Sainath.Srinivasan · Post by **Sainath.Srinivasan** » Fri Jan 28, 2005 11:02 am

In Process is to denote DataStage to move one or several buffersize of data from one transform to another. This is useful when you are running in single processor.

Inter-Process is to break the whole process so each transform runs on a separate processor with its own buffer memory. This is useful when you are running in multi-processor machine.

Buffer size denotes the amount of memory you expect DataStage to allocate for each transform in either of above cases.

metlsas · Post by **metlsas** » Fri Jan 28, 2005 1:36 pm

As all the xfr's are doing same thing, how will datastage split the load on each of the xrf in the job shown. Will the buffer size have anything to do

Sainath.Srinivasan · Post by **Sainath.Srinivasan** » Fri Jan 28, 2005 4:43 pm

It is done by passing multiple rows (depending on buffer size) through to each transform in sets so that the next transform starts processing even when the previous has not finished. By this way, if you have multiple processor, you may have 3 processes working in small logical units in parallell.

Please note that referencing rows committed in the target (i.e. commit every 1 row and reference it in a lookup within the job) will not function as expected as rows might have moved forward the chain in groups and skip the reference together.

throbinson · Post by **throbinson** » Sat Jan 29, 2005 6:38 am

Since the source and target are both Oracle, is there some reason why you are extracting from Oracle and loading back into Oracle via Datastage and not doing it in Oracle directly? If the ETL Server is different then either the source Oracle and/or target then your design is really in question.
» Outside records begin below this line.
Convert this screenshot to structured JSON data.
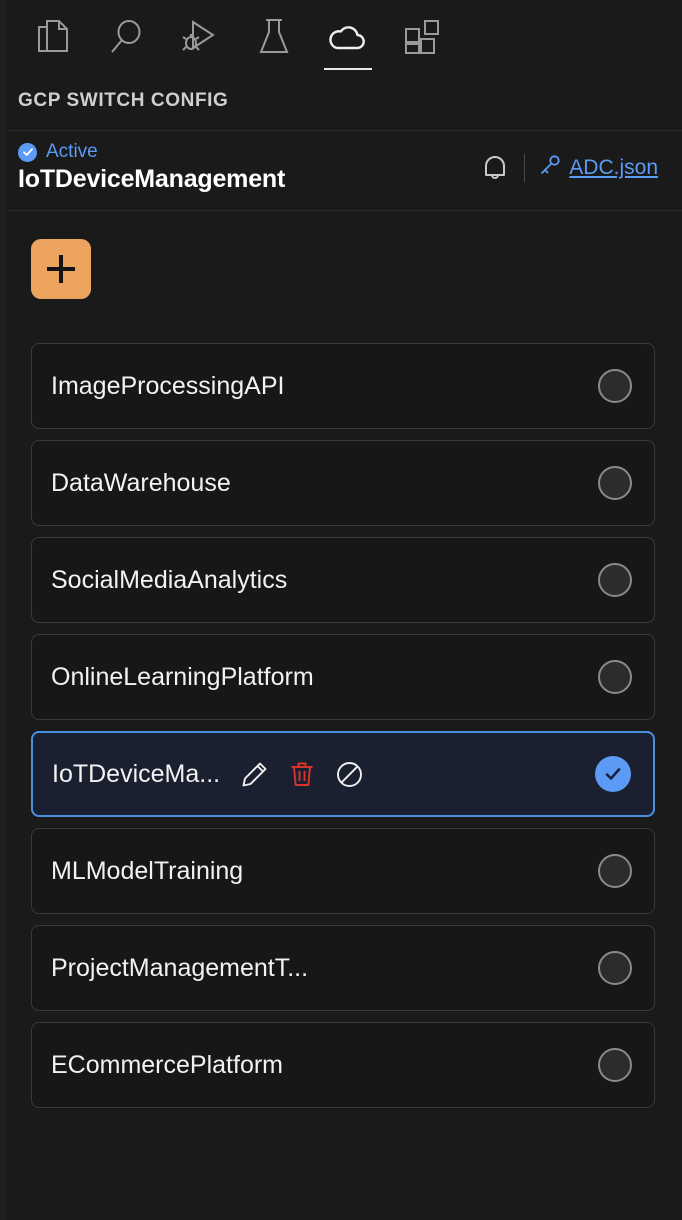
{
  "activity_bar": {
    "tabs": [
      {
        "name": "explorer",
        "icon": "files-icon",
        "active": false
      },
      {
        "name": "search",
        "icon": "search-icon",
        "active": false
      },
      {
        "name": "run-and-debug",
        "icon": "debug-play-icon",
        "active": false
      },
      {
        "name": "testing",
        "icon": "beaker-icon",
        "active": false
      },
      {
        "name": "cloud",
        "icon": "cloud-icon",
        "active": true
      },
      {
        "name": "extensions",
        "icon": "extensions-icon",
        "active": false
      }
    ]
  },
  "section": {
    "title": "GCP SWITCH CONFIG"
  },
  "active_header": {
    "status_label": "Active",
    "status_icon": "check-circle-icon",
    "project_name": "IoTDeviceManagement",
    "bell_icon": "bell-icon",
    "key_icon": "key-icon",
    "credentials_link": "ADC.json"
  },
  "toolbar": {
    "add_label": "+",
    "add_icon": "plus-icon"
  },
  "config_list": {
    "items": [
      {
        "label": "ImageProcessingAPI",
        "selected": false
      },
      {
        "label": "DataWarehouse",
        "selected": false
      },
      {
        "label": "SocialMediaAnalytics",
        "selected": false
      },
      {
        "label": "OnlineLearningPlatform",
        "selected": false
      },
      {
        "label": "IoTDeviceMa...",
        "selected": true
      },
      {
        "label": "MLModelTraining",
        "selected": false
      },
      {
        "label": "ProjectManagementT...",
        "selected": false
      },
      {
        "label": "ECommercePlatform",
        "selected": false
      }
    ],
    "selected_actions": [
      {
        "name": "edit",
        "icon": "pencil-icon"
      },
      {
        "name": "delete",
        "icon": "trash-icon"
      },
      {
        "name": "disable",
        "icon": "circle-slash-icon"
      }
    ]
  },
  "colors": {
    "background": "#1a1a1a",
    "accent_blue": "#5b9bf5",
    "add_button": "#eda45e",
    "danger_red": "#d9342b",
    "row_border": "#3a3a3a",
    "selected_border": "#4a90e2",
    "selected_bg": "#1b2030"
  }
}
Why would one take data out of a database move it around the network and then put it back into the same database? One reason is because you've got big hairy transforms that are best documented and written, not in PL/SQL, but in DataStage. However, your argument for this would have to be very strong to justify the network performance hit you are probably incurring.

Given that your reasons for using DataStage are valid, have you thought about making the job a multi-instance and instead of using duplicated transformers in a single job via IPC, using a single transformer multiple times a sin a multi-instance job?